Des manifestants arrachent une bannière représentant le lieutenant général Abdel Fattah Al-Burhan Abdelrahman, la tête du gouvernement de transition au Soudan. [Reuters - Umit Bektas]
Au Soudan, les généraux rechignent à céder le pouvoir aux civils / La Matinale / 1 min. / le 6 mai 2019
Les médiateurs soudanais dans les pourparlers entre pouvoir militaire et chefs de la protestation ont proposé la création de deux conseils, dont l'un dirigé par des généraux et chargé de la sécurité du pays, a déclaré dimanche un responsable du mouvement de contestation.

Cette proposition intervient au moment où les pourparlers sur la formation d'un conseil unique sont dans l'impasse, les chefs de l'armée et ceux de la protestation divergeant sur la composition de cet organe de transition.

"Il y a une proposition (des médiateurs) d'avoir deux conseils, l'un dirigé par des civils et l'autre par des militaires", a déclaré Omar al-Digeir, membre de l'Alliance pour la liberté et le changement (ALC), fer de lance de la contestation qui secoue le pays depuis plus de quatre mois. "Le conseil dirigé par les militaires sera en charge des questions concernant les aspects sécuritaires du pays", a-t-il dit, ajoutant que "les prérogatives exactes" des deux conseils n'avaient pas encore été définies. "Aucune décision finale n'a encore été prise", selon lui.

>> Les précisions d'Ariane Lavrilleux, envoyée spéciale à Khartoum :

Les protestataires ont manifesté pacifiquement aux abord du QG de l'armée à Karthoum. [AP/Keystone - Salih Basheer]AP/Keystone - Salih Basheer
Les manifestants au Soudan veulent empêcher l'armée de confisquer la transition / Forum / 3 min. / le 5 mai 2019

Divergences entre civils et militaires

Des divergences sont apparues entre les deux parties au sujet de la composition d'un conseil conjoint, les généraux exigeant qu'il soit majoritairement militaire, tandis que les leaders de la contestation insistent pour qu'il soit dirigé par des civils.

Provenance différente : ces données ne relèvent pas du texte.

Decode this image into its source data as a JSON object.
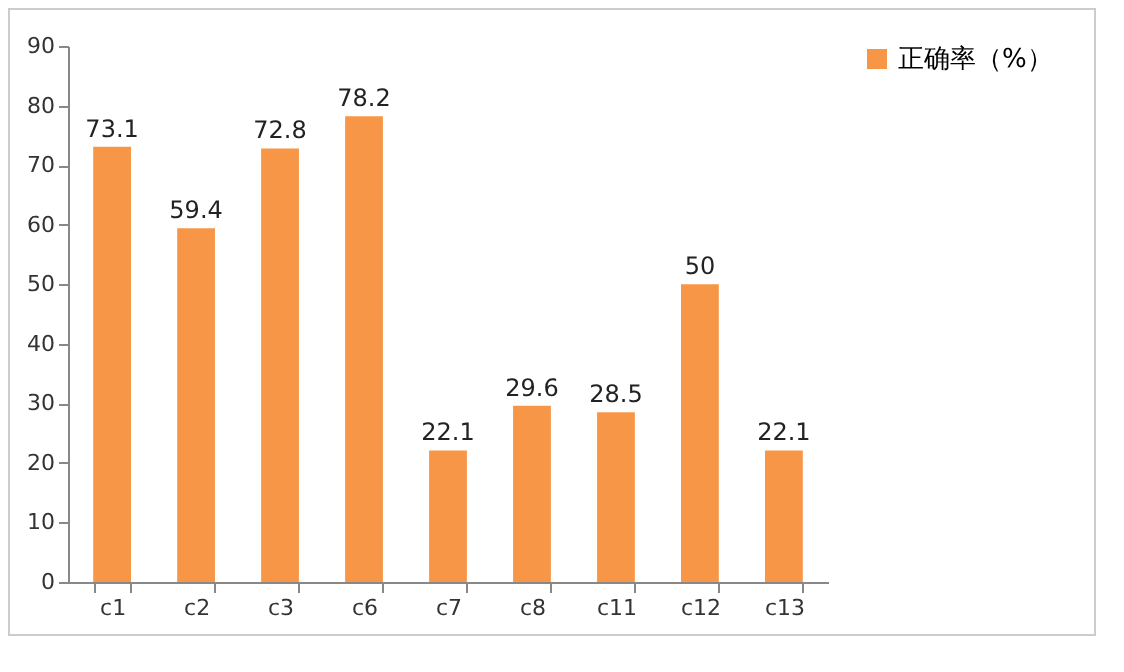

Un des meneurs du mouvement de protestation a exprimé dimanche son opposition à la proposition de deux conseils: "Nous sommes contre cette idée, nous ne voulons qu'un seul conseil souverain et symbolique, avec une représentation militaire", a déclaré Siddig Youssef, chef du Parti communiste soudanais, qui fait partie de l'ALC. "Nous voulons un système parlementaire dans lequel le pouvoir serait aux mains du Parlement et du cabinet", a-t-il déclaré: "L'armée ne devrait participer qu'à un organe chargé des questions de sécurité et de défense".

Une réponse à venir

Le porte-parole du Conseil militaire, le général Chamseddine Kabbachi, a quant à lui déclaré aux journalistes que les médiateurs n'avaient soumis aucun document "officiel".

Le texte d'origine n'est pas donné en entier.